A stunning collection of glassware created circa 1926 by Andries Dirk Copier.
Photo: Courtesy of the Wolfsonian-FIU

The Beauty of Dutch Design at Miami’s Wolfsonian Museum

The must-see exhibit follows design in the Netherlands from 1890 to 1940, tracing the development of Nieuwe Kunst, the Amsterdam School, and De Stijl. 

Indonesian batik was introduced in the 19th century by Dutch and English traders. Photo: Courtesy of the Wolfsonian-FIU

At the Wolfsonian-FIU Museum’s “Modern Dutch Design” exhibition, the elevator door rolls open to reveal an elaborately carved yet graceful oak-and-brass door from a home in Amsterdam circa 1900. It’s the welcome to a strikingly pretty show at the Miami Beach design institution that runs through June 11. The thorough exhibition traces the Netherlands’ outsize role in design in the fifty-year period from 1890 through Germany’s invasion of the nation in 1940—a particularly fertile period for artistic innovation.

The exhibit follows three distinct movements: the Nieuwe Kunst (literally, “new art,” a stylized local interpretation of art nouveau), the Amsterdam School (an architecture movement marked by rounded brick buildings and decorative masonry, and De Stijl, the minimalist utopian design style founded by Theo von Doesburg and Piet Mondrian. It also sheds light on how the Dutch history of trading and colonization brought global influences to its design—Indonesia’s impact on Dutch textiles being just one example.

A stunning collection of glassware created in circa 1926 by Andries Dirk Copier. Photo: Courtesy of the Wolfsonian Museum

Most the material on view is from the museum’s own collection. “It’s astonishing,” says Wolfsonian curator Silvia Barisione, “that Miami Beach should be the home of so much influential Dutch design.” So much so that the Netherlands’ Stedlijk museum has even asked for loans from the collection. The Wolfsonian (now affiliated with Florida International University) was founded by Miami collector Mitchell “Micky” Wolfson Jr. who acquired much of the Dutch material in the 1980s and ’90s.

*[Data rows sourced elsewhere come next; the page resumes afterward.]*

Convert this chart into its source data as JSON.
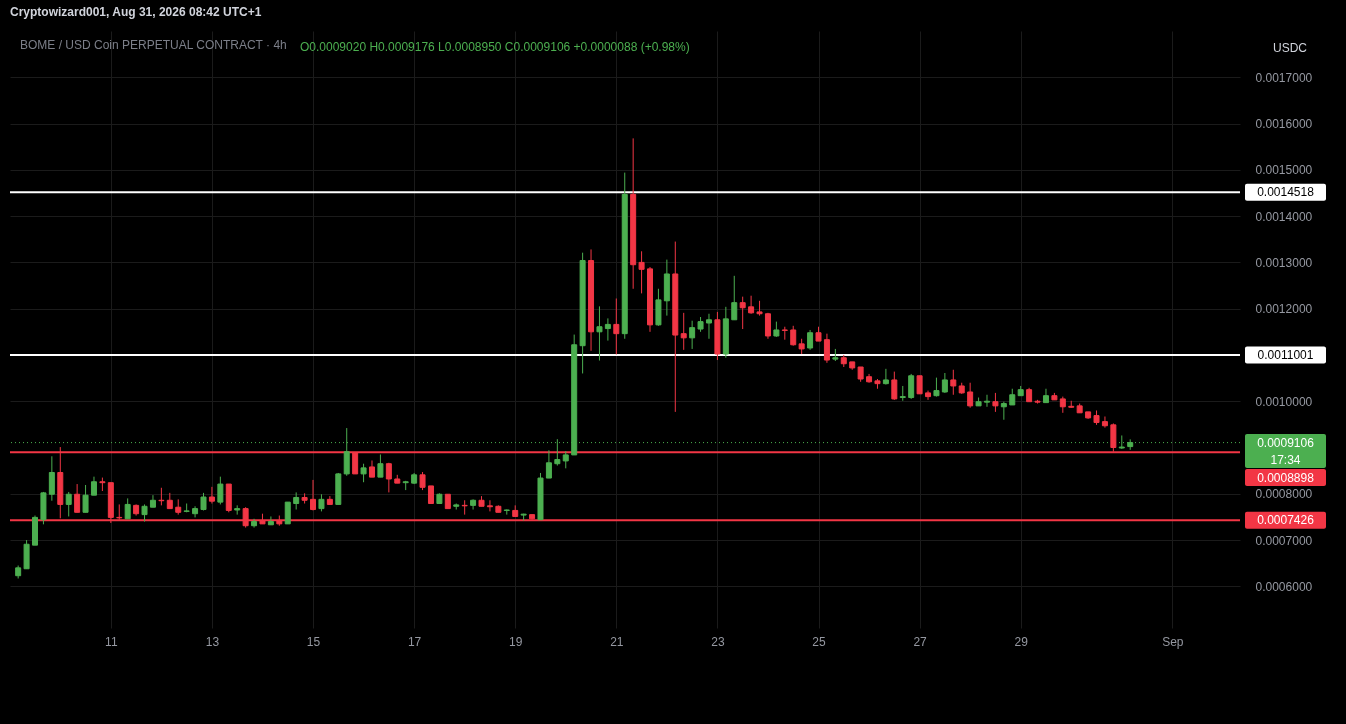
{
  "chart_data": {
    "type": "candlestick",
    "title": "BOME / USD Coin PERPETUAL CONTRACT · 4h",
    "annotations": [
      "Cryptowizard001, Aug 31, 2026 08:42 UTC+1",
      "O0.0009020 H0.0009176 L0.0008950 C0.0009106 +0.0000088 (+0.98%)",
      "USDC"
    ],
    "x": [
      "2026-08-09T05:00",
      "2026-08-09T09:00",
      "2026-08-09T13:00",
      "2026-08-09T17:00",
      "2026-08-09T21:00",
      "2026-08-10T01:00",
      "2026-08-10T05:00",
      "2026-08-10T09:00",
      "2026-08-10T13:00",
      "2026-08-10T17:00",
      "2026-08-10T21:00",
      "2026-08-11T01:00",
      "2026-08-11T05:00",
      "2026-08-11T09:00",
      "2026-08-11T13:00",
      "2026-08-11T17:00",
      "2026-08-11T21:00",
      "2026-08-12T01:00",
      "2026-08-12T05:00",
      "2026-08-12T09:00",
      "2026-08-12T13:00",
      "2026-08-12T17:00",
      "2026-08-12T21:00",
      "2026-08-13T01:00",
      "2026-08-13T05:00",
      "2026-08-13T09:00",
      "2026-08-13T13:00",
      "2026-08-13T17:00",
      "2026-08-13T21:00",
      "2026-08-14T01:00",
      "2026-08-14T05:00",
      "2026-08-14T09:00",
      "2026-08-14T13:00",
      "2026-08-14T17:00",
      "2026-08-14T21:00",
      "2026-08-15T01:00",
      "2026-08-15T05:00",
      "2026-08-15T09:00",
      "2026-08-15T13:00",
      "2026-08-15T17:00",
      "2026-08-15T21:00",
      "2026-08-16T01:00",
      "2026-08-16T05:00",
      "2026-08-16T09:00",
      "2026-08-16T13:00",
      "2026-08-16T17:00",
      "2026-08-16T21:00",
      "2026-08-17T01:00",
      "2026-08-17T05:00",
      "2026-08-17T09:00",
      "2026-08-17T13:00",
      "2026-08-17T17:00",
      "2026-08-17T21:00",
      "2026-08-18T01:00",
      "2026-08-18T05:00",
      "2026-08-18T09:00",
      "2026-08-18T13:00",
      "2026-08-18T17:00",
      "2026-08-18T21:00",
      "2026-08-19T01:00",
      "2026-08-19T05:00",
      "2026-08-19T09:00",
      "2026-08-19T13:00",
      "2026-08-19T17:00",
      "2026-08-19T21:00",
      "2026-08-20T01:00",
      "2026-08-20T05:00",
      "2026-08-20T09:00",
      "2026-08-20T13:00",
      "2026-08-20T17:00",
      "2026-08-20T21:00",
      "2026-08-21T01:00",
      "2026-08-21T05:00",
      "2026-08-21T09:00",
      "2026-08-21T13:00",
      "2026-08-21T17:00",
      "2026-08-21T21:00",
      "2026-08-22T01:00",
      "2026-08-22T05:00",
      "2026-08-22T09:00",
      "2026-08-22T13:00",
      "2026-08-22T17:00",
      "2026-08-22T21:00",
      "2026-08-23T01:00",
      "2026-08-23T05:00",
      "2026-08-23T09:00",
      "2026-08-23T13:00",
      "2026-08-23T17:00",
      "2026-08-23T21:00",
      "2026-08-24T01:00",
      "2026-08-24T05:00",
      "2026-08-24T09:00",
      "2026-08-24T13:00",
      "2026-08-24T17:00",
      "2026-08-24T21:00",
      "2026-08-25T01:00",
      "2026-08-25T05:00",
      "2026-08-25T09:00",
      "2026-08-25T13:00",
      "2026-08-25T17:00",
      "2026-08-25T21:00",
      "2026-08-26T01:00",
      "2026-08-26T05:00",
      "2026-08-26T09:00",
      "2026-08-26T13:00",
      "2026-08-26T17:00",
      "2026-08-26T21:00",
      "2026-08-27T01:00",
      "2026-08-27T05:00",
      "2026-08-27T09:00",
      "2026-08-27T13:00",
      "2026-08-27T17:00",
      "2026-08-27T21:00",
      "2026-08-28T01:00",
      "2026-08-28T05:00",
      "2026-08-28T09:00",
      "2026-08-28T13:00",
      "2026-08-28T17:00",
      "2026-08-28T21:00",
      "2026-08-29T01:00",
      "2026-08-29T05:00",
      "2026-08-29T09:00",
      "2026-08-29T13:00",
      "2026-08-29T17:00",
      "2026-08-29T21:00",
      "2026-08-30T01:00",
      "2026-08-30T05:00",
      "2026-08-30T09:00",
      "2026-08-30T13:00",
      "2026-08-30T17:00",
      "2026-08-30T21:00",
      "2026-08-31T01:00",
      "2026-08-31T05:00"
    ],
    "ohlc": [
      [
        0.000623,
        0.000645,
        0.000617,
        0.00064
      ],
      [
        0.000638,
        0.0007,
        0.000638,
        0.000691
      ],
      [
        0.000689,
        0.000753,
        0.000689,
        0.000749
      ],
      [
        0.000744,
        0.000804,
        0.000734,
        0.000802
      ],
      [
        0.000799,
        0.000881,
        0.000785,
        0.000846
      ],
      [
        0.000846,
        0.000901,
        0.000747,
        0.000777
      ],
      [
        0.000777,
        0.000804,
        0.000751,
        0.000799
      ],
      [
        0.000799,
        0.000821,
        0.00076,
        0.00076
      ],
      [
        0.00076,
        0.000819,
        0.00076,
        0.000797
      ],
      [
        0.000797,
        0.000837,
        0.000797,
        0.000826
      ],
      [
        0.000826,
        0.000835,
        0.000806,
        0.000824
      ],
      [
        0.000824,
        0.000824,
        0.000737,
        0.000749
      ],
      [
        0.000749,
        0.000777,
        0.000744,
        0.000748
      ],
      [
        0.000746,
        0.00079,
        0.000746,
        0.000777
      ],
      [
        0.000775,
        0.000777,
        0.000753,
        0.000757
      ],
      [
        0.000755,
        0.000777,
        0.00074,
        0.000773
      ],
      [
        0.000771,
        0.000797,
        0.000771,
        0.000786
      ],
      [
        0.000786,
        0.000813,
        0.000775,
        0.000785
      ],
      [
        0.000786,
        0.000802,
        0.000768,
        0.000768
      ],
      [
        0.000771,
        0.000788,
        0.000755,
        0.00076
      ],
      [
        0.000762,
        0.000779,
        0.00076,
        0.000763
      ],
      [
        0.000757,
        0.000773,
        0.000749,
        0.000768
      ],
      [
        0.000766,
        0.000802,
        0.000764,
        0.000793
      ],
      [
        0.000793,
        0.000815,
        0.000779,
        0.000784
      ],
      [
        0.000782,
        0.000837,
        0.000777,
        0.000821
      ],
      [
        0.000821,
        0.000821,
        0.00076,
        0.000764
      ],
      [
        0.000765,
        0.000775,
        0.000755,
        0.000768
      ],
      [
        0.000768,
        0.000771,
        0.000727,
        0.000731
      ],
      [
        0.000731,
        0.000746,
        0.000727,
        0.00074
      ],
      [
        0.000742,
        0.000757,
        0.000735,
        0.000735
      ],
      [
        0.000733,
        0.000751,
        0.000733,
        0.00074
      ],
      [
        0.000742,
        0.000753,
        0.000731,
        0.000735
      ],
      [
        0.000735,
        0.000782,
        0.000735,
        0.000782
      ],
      [
        0.000779,
        0.000803,
        0.000766,
        0.000792
      ],
      [
        0.000792,
        0.000801,
        0.000779,
        0.000786
      ],
      [
        0.000788,
        0.00083,
        0.000764,
        0.000766
      ],
      [
        0.000768,
        0.000799,
        0.000762,
        0.000788
      ],
      [
        0.000788,
        0.000795,
        0.000777,
        0.000777
      ],
      [
        0.000777,
        0.000845,
        0.000777,
        0.000843
      ],
      [
        0.000843,
        0.000942,
        0.000839,
        0.000891
      ],
      [
        0.000889,
        0.000889,
        0.000843,
        0.000843
      ],
      [
        0.000843,
        0.000865,
        0.000825,
        0.000856
      ],
      [
        0.000858,
        0.000872,
        0.000836,
        0.000836
      ],
      [
        0.000836,
        0.000885,
        0.000836,
        0.000865
      ],
      [
        0.000865,
        0.000867,
        0.000803,
        0.000832
      ],
      [
        0.000832,
        0.000841,
        0.000823,
        0.000823
      ],
      [
        0.000824,
        0.000828,
        0.000808,
        0.000826
      ],
      [
        0.000823,
        0.000845,
        0.000821,
        0.000841
      ],
      [
        0.000841,
        0.000847,
        0.000808,
        0.000814
      ],
      [
        0.000817,
        0.000817,
        0.000779,
        0.000779
      ],
      [
        0.000779,
        0.000801,
        0.000779,
        0.000799
      ],
      [
        0.000799,
        0.000799,
        0.000768,
        0.000768
      ],
      [
        0.000773,
        0.000779,
        0.000766,
        0.000776
      ],
      [
        0.000775,
        0.000786,
        0.000755,
        0.000774
      ],
      [
        0.000775,
        0.000788,
        0.000766,
        0.000786
      ],
      [
        0.000786,
        0.000795,
        0.000773,
        0.000773
      ],
      [
        0.000774,
        0.000786,
        0.000762,
        0.000772
      ],
      [
        0.000773,
        0.000775,
        0.00076,
        0.00076
      ],
      [
        0.000764,
        0.000766,
        0.000755,
        0.000765
      ],
      [
        0.000764,
        0.000775,
        0.000751,
        0.000751
      ],
      [
        0.000754,
        0.000757,
        0.000742,
        0.000756
      ],
      [
        0.000755,
        0.000755,
        0.000744,
        0.000746
      ],
      [
        0.000744,
        0.000845,
        0.000744,
        0.000834
      ],
      [
        0.000834,
        0.000894,
        0.000834,
        0.000867
      ],
      [
        0.000865,
        0.000918,
        0.000861,
        0.000874
      ],
      [
        0.000871,
        0.000892,
        0.000855,
        0.000884
      ],
      [
        0.000884,
        0.001144,
        0.000884,
        0.001122
      ],
      [
        0.00112,
        0.001321,
        0.00106,
        0.001304
      ],
      [
        0.001304,
        0.001328,
        0.001109,
        0.00115
      ],
      [
        0.00115,
        0.001205,
        0.001088,
        0.001161
      ],
      [
        0.001157,
        0.001179,
        0.001131,
        0.001166
      ],
      [
        0.001166,
        0.001222,
        0.001101,
        0.001146
      ],
      [
        0.001146,
        0.001494,
        0.001135,
        0.001447
      ],
      [
        0.001447,
        0.001568,
        0.001243,
        0.001295
      ],
      [
        0.0013,
        0.001324,
        0.001233,
        0.001285
      ],
      [
        0.001286,
        0.00129,
        0.00115,
        0.001165
      ],
      [
        0.001165,
        0.001243,
        0.001163,
        0.001219
      ],
      [
        0.001217,
        0.001306,
        0.001185,
        0.001275
      ],
      [
        0.001275,
        0.001345,
        0.000977,
        0.001143
      ],
      [
        0.001146,
        0.001191,
        0.001111,
        0.001137
      ],
      [
        0.001137,
        0.001174,
        0.001113,
        0.001159
      ],
      [
        0.001156,
        0.001182,
        0.00115,
        0.001172
      ],
      [
        0.001169,
        0.001189,
        0.001135,
        0.001176
      ],
      [
        0.001176,
        0.001193,
        0.001089,
        0.001102
      ],
      [
        0.001102,
        0.001204,
        0.001094,
        0.001178
      ],
      [
        0.001176,
        0.001271,
        0.001176,
        0.001213
      ],
      [
        0.001213,
        0.001226,
        0.001156,
        0.001202
      ],
      [
        0.001204,
        0.001228,
        0.001189,
        0.001191
      ],
      [
        0.001193,
        0.001217,
        0.001185,
        0.001189
      ],
      [
        0.001189,
        0.001191,
        0.001135,
        0.001141
      ],
      [
        0.001141,
        0.001172,
        0.001139,
        0.001154
      ],
      [
        0.001154,
        0.001161,
        0.001133,
        0.001153
      ],
      [
        0.001154,
        0.001163,
        0.00112,
        0.001122
      ],
      [
        0.001124,
        0.001135,
        0.001102,
        0.001113
      ],
      [
        0.001115,
        0.001154,
        0.001111,
        0.001148
      ],
      [
        0.001148,
        0.001161,
        0.00113,
        0.00113
      ],
      [
        0.001133,
        0.001146,
        0.001083,
        0.001089
      ],
      [
        0.001091,
        0.001113,
        0.001087,
        0.001094
      ],
      [
        0.001094,
        0.0011,
        0.001074,
        0.001081
      ],
      [
        0.001085,
        0.001085,
        0.001068,
        0.001072
      ],
      [
        0.001074,
        0.001074,
        0.001042,
        0.001048
      ],
      [
        0.001053,
        0.001059,
        0.00104,
        0.001042
      ],
      [
        0.001044,
        0.001048,
        0.001027,
        0.001038
      ],
      [
        0.001038,
        0.00107,
        0.001036,
        0.001046
      ],
      [
        0.001046,
        0.001064,
        0.001003,
        0.001005
      ],
      [
        0.001008,
        0.001033,
        0.001001,
        0.00101
      ],
      [
        0.001008,
        0.001059,
        0.001005,
        0.001055
      ],
      [
        0.001055,
        0.001055,
        0.001016,
        0.001016
      ],
      [
        0.001018,
        0.001023,
        0.001003,
        0.00101
      ],
      [
        0.001012,
        0.001051,
        0.00101,
        0.001023
      ],
      [
        0.00102,
        0.001061,
        0.001018,
        0.001046
      ],
      [
        0.001046,
        0.001068,
        0.001014,
        0.001033
      ],
      [
        0.001033,
        0.00104,
        0.001016,
        0.001018
      ],
      [
        0.00102,
        0.00104,
        0.000986,
        0.00099
      ],
      [
        0.00099,
        0.001008,
        0.00099,
        0.000999
      ],
      [
        0.000998,
        0.001014,
        0.000988,
        0.001
      ],
      [
        0.000999,
        0.001018,
        0.000977,
        0.00099
      ],
      [
        0.000988,
        0.000999,
        0.00096,
        0.000995
      ],
      [
        0.000992,
        0.001027,
        0.000992,
        0.001014
      ],
      [
        0.001012,
        0.001033,
        0.001012,
        0.001025
      ],
      [
        0.001025,
        0.001029,
        0.000999,
        0.000999
      ],
      [
        0.001,
        0.001003,
        0.000995,
        0.000998
      ],
      [
        0.000997,
        0.001027,
        0.000997,
        0.001012
      ],
      [
        0.001012,
        0.001018,
        0.001003,
        0.001003
      ],
      [
        0.001005,
        0.00101,
        0.000975,
        0.000988
      ],
      [
        0.000989,
        0.001001,
        0.000986,
        0.000987
      ],
      [
        0.00099,
        0.000995,
        0.000975,
        0.000975
      ],
      [
        0.000977,
        0.000977,
        0.000962,
        0.000964
      ],
      [
        0.000969,
        0.00098,
        0.000949,
        0.000954
      ],
      [
        0.000956,
        0.000967,
        0.000943,
        0.000947
      ],
      [
        0.000949,
        0.000952,
        0.000891,
        0.0009
      ],
      [
        0.000899,
        0.000926,
        0.000897,
        0.000901
      ],
      [
        0.000902,
        0.0009176,
        0.000895,
        0.0009106
      ]
    ],
    "colors": [
      "#4caf50",
      "#4caf50",
      "#4caf50",
      "#4caf50",
      "#4caf50",
      "#f23645",
      "#4caf50",
      "#f23645",
      "#4caf50",
      "#4caf50",
      "#f23645",
      "#f23645",
      "#f23645",
      "#4caf50",
      "#f23645",
      "#4caf50",
      "#4caf50",
      "#f23645",
      "#f23645",
      "#f23645",
      "#4caf50",
      "#4caf50",
      "#4caf50",
      "#f23645",
      "#4caf50",
      "#f23645",
      "#4caf50",
      "#f23645",
      "#4caf50",
      "#f23645",
      "#4caf50",
      "#f23645",
      "#4caf50",
      "#4caf50",
      "#f23645",
      "#f23645",
      "#4caf50",
      "#f23645",
      "#4caf50",
      "#4caf50",
      "#f23645",
      "#4caf50",
      "#f23645",
      "#4caf50",
      "#f23645",
      "#f23645",
      "#4caf50",
      "#4caf50",
      "#f23645",
      "#f23645",
      "#4caf50",
      "#f23645",
      "#4caf50",
      "#f23645",
      "#4caf50",
      "#f23645",
      "#f23645",
      "#f23645",
      "#4caf50",
      "#f23645",
      "#4caf50",
      "#f23645",
      "#4caf50",
      "#4caf50",
      "#4caf50",
      "#4caf50",
      "#4caf50",
      "#4caf50",
      "#f23645",
      "#4caf50",
      "#4caf50",
      "#f23645",
      "#4caf50",
      "#f23645",
      "#f23645",
      "#f23645",
      "#4caf50",
      "#4caf50",
      "#f23645",
      "#f23645",
      "#4caf50",
      "#4caf50",
      "#4caf50",
      "#f23645",
      "#4caf50",
      "#4caf50",
      "#f23645",
      "#f23645",
      "#f23645",
      "#f23645",
      "#4caf50",
      "#f23645",
      "#f23645",
      "#f23645",
      "#4caf50",
      "#f23645",
      "#f23645",
      "#4caf50",
      "#f23645",
      "#f23645",
      "#f23645",
      "#f23645",
      "#f23645",
      "#4caf50",
      "#f23645",
      "#4caf50",
      "#4caf50",
      "#f23645",
      "#f23645",
      "#4caf50",
      "#4caf50",
      "#f23645",
      "#f23645",
      "#f23645",
      "#4caf50",
      "#4caf50",
      "#f23645",
      "#4caf50",
      "#4caf50",
      "#4caf50",
      "#f23645",
      "#f23645",
      "#4caf50",
      "#f23645",
      "#f23645",
      "#f23645",
      "#f23645",
      "#f23645",
      "#f23645",
      "#f23645",
      "#f23645",
      "#4caf50",
      "#4caf50"
    ],
    "xlim": [
      "2026-08-09T03:30",
      "2026-09-02T06:45"
    ],
    "xticks": [
      {
        "value": "2026-08-11T01:00",
        "label": "11"
      },
      {
        "value": "2026-08-13T01:00",
        "label": "13"
      },
      {
        "value": "2026-08-15T01:00",
        "label": "15"
      },
      {
        "value": "2026-08-17T01:00",
        "label": "17"
      },
      {
        "value": "2026-08-19T01:00",
        "label": "19"
      },
      {
        "value": "2026-08-21T01:00",
        "label": "21"
      },
      {
        "value": "2026-08-23T01:00",
        "label": "23"
      },
      {
        "value": "2026-08-25T01:00",
        "label": "25"
      },
      {
        "value": "2026-08-27T01:00",
        "label": "27"
      },
      {
        "value": "2026-08-29T01:00",
        "label": "29"
      },
      {
        "value": "2026-09-01T01:00",
        "label": "Sep"
      }
    ],
    "ylim": [
      0.00051,
      0.0018
    ],
    "yticks": [
      {
        "value": 0.0006,
        "label": "0.0006000"
      },
      {
        "value": 0.0007,
        "label": "0.0007000"
      },
      {
        "value": 0.0008,
        "label": "0.0008000"
      },
      {
        "value": 0.001,
        "label": "0.0010000"
      },
      {
        "value": 0.0012,
        "label": "0.0012000"
      },
      {
        "value": 0.0013,
        "label": "0.0013000"
      },
      {
        "value": 0.0014,
        "label": "0.0014000"
      },
      {
        "value": 0.0015,
        "label": "0.0015000"
      },
      {
        "value": 0.0016,
        "label": "0.0016000"
      },
      {
        "value": 0.0017,
        "label": "0.0017000"
      }
    ],
    "ref_lines": [
      {
        "axis": "y",
        "value": 0.0014518,
        "label": "0.0014518",
        "color": "#ffffff"
      },
      {
        "axis": "y",
        "value": 0.0011001,
        "label": "0.0011001",
        "color": "#ffffff"
      },
      {
        "axis": "y",
        "value": 0.0009106,
        "label": "0.0009106\n17:34",
        "color": "#4caf50",
        "line_style": "dotted"
      },
      {
        "axis": "y",
        "value": 0.0008898,
        "label": "0.0008898",
        "color": "#f23645"
      },
      {
        "axis": "y",
        "value": 0.0007426,
        "label": "0.0007426",
        "color": "#f23645"
      }
    ],
    "grid": true
  }
}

A chair designed by Hendrik Petrus Berlage in 1895 for the guest room of the P. van Vlissingen residence in Helmond. Photo: Courtesy of the Wolfsonian-FIU

The varied collection, including furnishings, books, posters, and other ephemera, reveals an interesting dichotomy during the design period, notes Barisione: Left-leaning artists were commissioned to create luxurious objects like lamps, clocks and fireplaces by patrons, but also put thought and energy into simple design and housing options for the worker. The show even features labor-union recruitment posters alongside ones for luxury travel on KLM airlines or on the Holland America cruise line.

Barisione notes that the Dutch “believed artists should transform daily life by redesigning the environment.”

“Modern Dutch Design” runs through June 11 at the Wolfsonian–FIU, Miami.

Cover: A stunning collection of glassware created circa 1926 by Andries Dirk Copier.